What sets boxers apart from the rest of us, is their unshakable, unwaving, singular self belief, in spite of the most daunting odds, that they can and indeed will win. And that’s what’s sets them aside as icons, and apart from us mere mortals.
John H Stracey, the pride of Bethnal Green, is just such a man and a legend. At the WBC’s Sixty third Convention in Bangkok, John H has received an award to mark, commemorate and celebrate that historic victory over José Napoles, fifty years ago.
Don José was unanimously elected President of the WBC on December 5th 1975, and just one day later John H became his first champion. Don José always used to call him…My Dear First Champion.
Time moves and accelerates unforgivingly. John H says: “It doesn’t seem like fifty years one bit. Where the time has gone? I do not know.
“I was convinced I was going to win, because three years earlier José Napoles was fighting a guy from our gym Ralph Charles. José was defending the WBC world title and I sparred with Napolis. My Manager Terry Lawless said to come and spar him. I did four rounds, but in that fourth my Manager advised just jab him and don’t throw anything else.
“I was catching him quite well. I’m actually left handed although I box orthodox. So the left hand was my key. My manager told me that the left was going to be the key to defeat him. We learned a lot from that.”
José Napolis dropped John during round one in the Plaza Del Torros. It was an instant wake up call. John grins and replies: “When it’s world titles, you’ve got to be very careful. It only takes one punch. He caught me. I wasn’t really hurt, but then I realized…what am I doing? So I backed off, got the end of the round over, got back to y corner who were telling me In wasn’t keeping my left hand up and I told them, he’s not going to catch me again.
“I started getting my left hand going and increased the pressure.
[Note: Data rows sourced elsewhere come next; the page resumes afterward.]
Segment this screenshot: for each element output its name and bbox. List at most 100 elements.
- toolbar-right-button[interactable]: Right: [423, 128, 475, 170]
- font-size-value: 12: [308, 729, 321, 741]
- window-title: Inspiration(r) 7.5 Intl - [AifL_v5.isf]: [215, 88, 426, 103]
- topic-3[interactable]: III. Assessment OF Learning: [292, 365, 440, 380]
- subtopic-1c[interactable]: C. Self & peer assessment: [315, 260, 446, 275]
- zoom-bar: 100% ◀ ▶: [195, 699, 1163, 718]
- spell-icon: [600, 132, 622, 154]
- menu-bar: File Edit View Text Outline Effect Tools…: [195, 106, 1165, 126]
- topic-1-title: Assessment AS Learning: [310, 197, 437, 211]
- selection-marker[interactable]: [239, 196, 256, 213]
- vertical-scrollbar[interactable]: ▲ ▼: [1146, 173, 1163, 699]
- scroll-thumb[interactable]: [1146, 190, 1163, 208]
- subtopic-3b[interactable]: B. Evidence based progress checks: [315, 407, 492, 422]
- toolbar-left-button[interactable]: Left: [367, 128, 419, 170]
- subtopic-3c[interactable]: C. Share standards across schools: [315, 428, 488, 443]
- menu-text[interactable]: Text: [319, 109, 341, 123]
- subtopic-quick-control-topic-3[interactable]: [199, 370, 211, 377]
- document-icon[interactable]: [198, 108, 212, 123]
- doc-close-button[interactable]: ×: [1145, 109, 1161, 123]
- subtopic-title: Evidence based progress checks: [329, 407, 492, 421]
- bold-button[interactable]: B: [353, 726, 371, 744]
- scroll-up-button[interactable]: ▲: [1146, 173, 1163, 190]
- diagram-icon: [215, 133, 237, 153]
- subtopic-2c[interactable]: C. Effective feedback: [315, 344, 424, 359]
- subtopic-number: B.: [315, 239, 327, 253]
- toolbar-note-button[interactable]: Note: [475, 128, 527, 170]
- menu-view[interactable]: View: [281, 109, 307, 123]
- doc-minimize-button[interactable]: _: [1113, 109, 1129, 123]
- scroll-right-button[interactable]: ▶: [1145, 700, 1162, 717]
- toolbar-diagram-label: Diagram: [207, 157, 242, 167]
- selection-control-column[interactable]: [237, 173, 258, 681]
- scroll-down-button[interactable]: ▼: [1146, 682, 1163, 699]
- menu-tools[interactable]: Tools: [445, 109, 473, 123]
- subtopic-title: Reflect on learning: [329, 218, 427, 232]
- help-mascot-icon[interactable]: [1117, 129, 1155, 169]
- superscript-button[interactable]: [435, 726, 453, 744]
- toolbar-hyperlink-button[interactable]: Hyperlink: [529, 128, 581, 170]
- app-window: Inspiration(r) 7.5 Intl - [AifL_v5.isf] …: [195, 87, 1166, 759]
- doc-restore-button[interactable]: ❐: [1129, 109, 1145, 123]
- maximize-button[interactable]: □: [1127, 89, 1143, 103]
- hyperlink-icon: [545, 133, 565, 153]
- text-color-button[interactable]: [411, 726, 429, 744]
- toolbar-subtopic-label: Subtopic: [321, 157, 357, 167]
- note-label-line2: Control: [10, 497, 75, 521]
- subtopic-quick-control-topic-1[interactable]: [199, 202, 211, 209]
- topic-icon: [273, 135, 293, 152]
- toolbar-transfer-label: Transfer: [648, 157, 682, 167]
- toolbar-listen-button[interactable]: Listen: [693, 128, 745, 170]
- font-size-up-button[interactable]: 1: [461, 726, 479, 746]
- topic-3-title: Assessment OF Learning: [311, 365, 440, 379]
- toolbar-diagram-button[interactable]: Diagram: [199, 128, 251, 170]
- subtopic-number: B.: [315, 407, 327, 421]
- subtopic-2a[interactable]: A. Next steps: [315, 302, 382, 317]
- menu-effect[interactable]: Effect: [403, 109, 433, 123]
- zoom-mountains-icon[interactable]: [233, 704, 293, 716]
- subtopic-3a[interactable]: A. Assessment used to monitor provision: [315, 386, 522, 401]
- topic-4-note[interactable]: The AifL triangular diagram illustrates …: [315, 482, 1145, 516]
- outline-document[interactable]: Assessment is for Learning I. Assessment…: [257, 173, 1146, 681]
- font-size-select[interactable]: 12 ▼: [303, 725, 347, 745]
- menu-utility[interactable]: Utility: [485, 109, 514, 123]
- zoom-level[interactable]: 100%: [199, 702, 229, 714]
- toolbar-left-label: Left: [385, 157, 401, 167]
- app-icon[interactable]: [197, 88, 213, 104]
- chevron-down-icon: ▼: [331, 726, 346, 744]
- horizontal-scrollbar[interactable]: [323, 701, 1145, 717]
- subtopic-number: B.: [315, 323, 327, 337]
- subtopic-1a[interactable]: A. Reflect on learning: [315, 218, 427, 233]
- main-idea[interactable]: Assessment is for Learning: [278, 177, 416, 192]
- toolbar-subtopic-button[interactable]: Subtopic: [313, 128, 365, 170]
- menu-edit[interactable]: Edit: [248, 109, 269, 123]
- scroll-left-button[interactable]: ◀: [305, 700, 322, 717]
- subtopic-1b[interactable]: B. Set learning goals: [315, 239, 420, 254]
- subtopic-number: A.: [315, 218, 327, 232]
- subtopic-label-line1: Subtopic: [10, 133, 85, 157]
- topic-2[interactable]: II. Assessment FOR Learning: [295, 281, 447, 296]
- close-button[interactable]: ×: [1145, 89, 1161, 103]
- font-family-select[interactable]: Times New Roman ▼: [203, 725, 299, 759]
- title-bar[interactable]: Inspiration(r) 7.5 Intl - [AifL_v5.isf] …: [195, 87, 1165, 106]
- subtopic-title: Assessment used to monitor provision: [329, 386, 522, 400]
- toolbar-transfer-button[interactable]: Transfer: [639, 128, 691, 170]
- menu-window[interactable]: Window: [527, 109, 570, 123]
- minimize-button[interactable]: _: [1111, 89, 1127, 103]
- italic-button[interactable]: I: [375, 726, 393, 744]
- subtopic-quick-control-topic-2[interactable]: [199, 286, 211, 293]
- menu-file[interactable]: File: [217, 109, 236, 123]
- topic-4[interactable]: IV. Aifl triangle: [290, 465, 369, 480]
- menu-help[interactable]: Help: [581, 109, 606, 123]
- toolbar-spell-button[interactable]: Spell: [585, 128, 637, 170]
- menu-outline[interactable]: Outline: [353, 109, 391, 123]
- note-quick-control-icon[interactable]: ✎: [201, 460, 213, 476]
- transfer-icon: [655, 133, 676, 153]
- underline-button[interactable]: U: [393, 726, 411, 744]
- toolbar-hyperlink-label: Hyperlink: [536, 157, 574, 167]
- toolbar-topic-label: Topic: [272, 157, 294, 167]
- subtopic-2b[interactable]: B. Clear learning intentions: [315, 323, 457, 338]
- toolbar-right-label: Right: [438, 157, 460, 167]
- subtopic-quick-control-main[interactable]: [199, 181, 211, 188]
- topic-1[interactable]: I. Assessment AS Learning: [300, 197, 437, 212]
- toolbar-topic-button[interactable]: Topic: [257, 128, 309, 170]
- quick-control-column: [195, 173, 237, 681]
I put him down in the third, catching him with a left hook. It was a delayed reaction. My manager told me, you’ve got him now. It was another three rounds before I stopped him.
“He was a fantastic boxer. He could shuffle from one side to the other. So it was when I could catch him I did. I was twenty five and three months old.
“I had boxed in Mexico in the Olympics and did well, only losing to Ronnie Harris, the eventual gold medalist. So I knew exactly what In must do there. How to spin it round if you do get caught.”
There had been an awful lot at stake, but also in the victory lunch at the Maria Isabel Sheraton Hotel, across from the Angel of Independence.
John H laughs recalling: “when you box, you’re fetched up on steak. My Dad being typically English, wasn’t keen on foreign foods. When I ordered spaghetti bolognese. He said, no you aren’t eating Italian. He ordered the waiter… give him a medium rare steak. Oh it was such a lovely time.”
To quantify the magnitude of the victory, John H was Britain’s first word welterweight champion since Ted Kid Lewis in 1915. No other British boxer has ever, before or since, won a world title on Mexican soil.